I had a real treat this week with a tiny novel that has been going around the Writers’ Group. It is passed from hand to hand with reverence and a twinkle in the eye. Well not by everyone. One member gave up and didn’t finish it. Yet another lesson in the subjectivity of the reader.
‘The Blue Fox’ (2004) is by the Icelandic author Sjón. (One name like Björk and Elvis). It is available in English through a publisher called Telegram which seems appropriate as it is very small – each idea and sentence and image telegrammatic.
This brought up an open question about small books: what makes a novel? How big can it go, how short before it becomes a novella or a short story? The definition was pushed to some kind of limit a couple of years ago when Will Eaves’s ‘The Absent Therapist’ (2014) was published. He raided his notebooks and collected a series of vignettes. Every writer everywhere kicked themselves and looked regretfully at their shelf of filled notebooks. Is ‘The Absent Therapist’ a novel though? It is sublime so who cares.
So too, ‘The Blue Fox.’ I have no problem catagorising it as one of Crosse’s necessary books.
Set in 1883, the book unfolds in several parts. Reverend Baldur Skuggason hunts a vixen – the blue fox of the title. Then comes the story of Fredrik and Abba, then we are back to the reverend and the repercussions of Skuggason’s rifle shot (my goodness Dorothy, we’re not in Iceland anymore!). And a last letter brings the book to its conclusion.

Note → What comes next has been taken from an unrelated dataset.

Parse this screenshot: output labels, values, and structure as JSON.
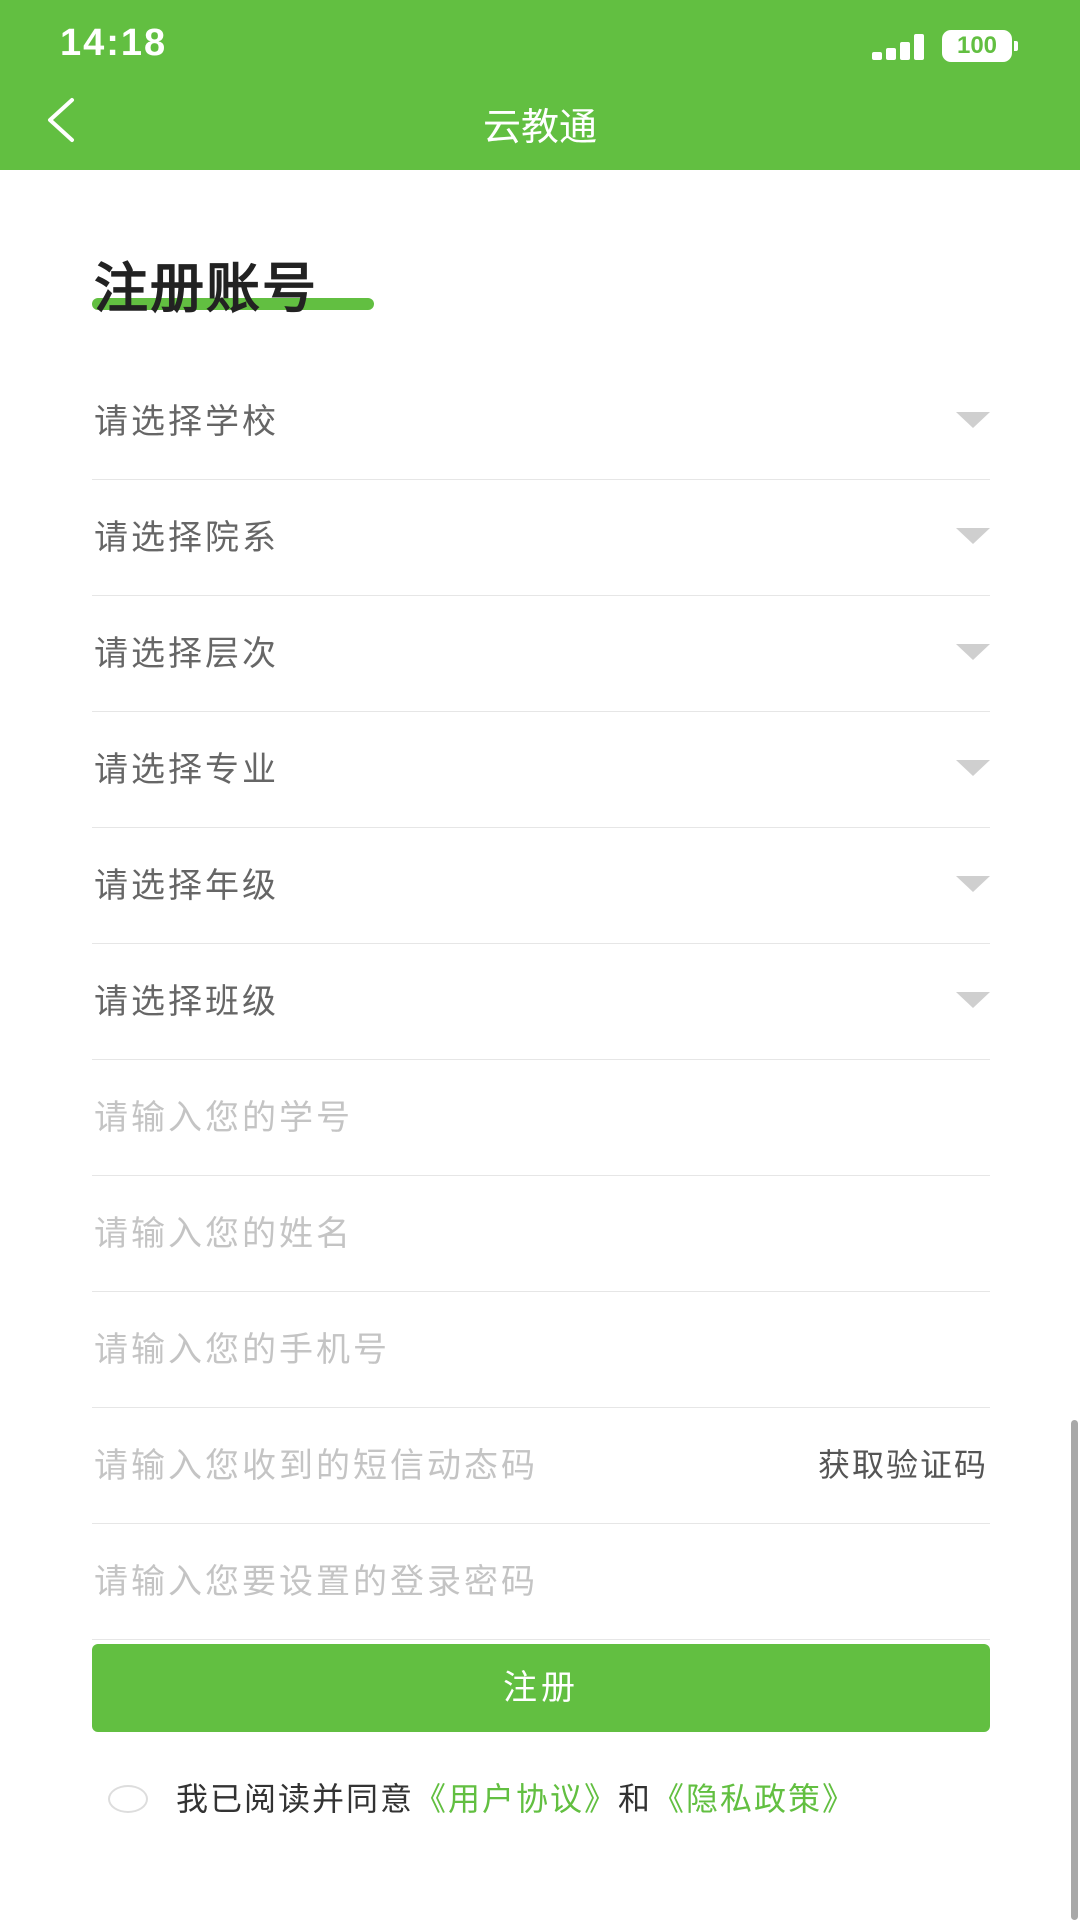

Each section is surprisingly different. My sentimental soul hugged the story of Fredrik and Abba to my chest (yes, I know, not an image worthy of Sjón). Make no mistake, the sentimentality is with me not the prose. Fredrik goes back to the rural area of his upbringing to sort out his parents’ estate after their deaths. He plans to sell up, pay off debts, and ‘hang the cat.’
He meets Abba and his plans change. Abba is one of the ‘Asiatic innocents who owned nothing but the breath in her lungs’ (p. 64). In other words, she has Down Syndrome.
I am not sure fiction has to be educational, but I did take away from the pages some new knowledge about nineteenth century theories behind this quirk of genetics.
As Sjón recounts, it looked like white women were having ‘defective children of Asiatic stock.’ Dr John Langdon Haydon Down theorised the babies were premature and born at an early developmental stage of the foetus, which are listed as ‘fish-lizard-bird-dog-ape-Negro-yellow man-Indian-white man’ (p. 62). Hence the defunct and cringeworthy word we used (to our retrospective shame) for people supposedly born in the seventh ‘yellow man’ stage: Mongoloid.
I found this theory so absurd, so obviously in the realms of fiction, I went to the great god of all knowledge, Google, to look it up. It fits into the discredited (what a surprise!) Recapitulation theory.
The other sections of ‘The Blue Fox’ are not huggably beautiful, though the fox of the title is described beautifully. The eyes. The stillness. And she is real: as in the description of her as she ‘bored her muzzle to the roots of her fur, gnawing at herself as if she were delousing for Doomsday’ (p. 96). Anyone who has ever owned a cat will recognise this. My cat has, since I read the passage, had his first of a series of flea treatments…
Reverend Baldur Skuggason, in addition to his fox hunting, arrives in the parish and gets everyone worshipping properly. Anyone rowdy in church is taken out the back and thrashed. And Abba, who loves singing, is stopped from coming to the service. Skuggason takes his shot at the blue fox and I will not spoil the many surprises of the consequences.
I am sure the meaning of all the intertwined events are much debated, as they should be, but perhaps it is to show us the nature of fate and that ‘the equality of all living beings are ensured in death’ (p. 73). Something to think about.
Interestingly, and sadly, when I looked for images of blue foxes, the vast majority had them dead and skinned and worn on a beautiful woman’s back. So thank you to Øyvind Holmstad for the image that depicts rather than defiles the blue fox.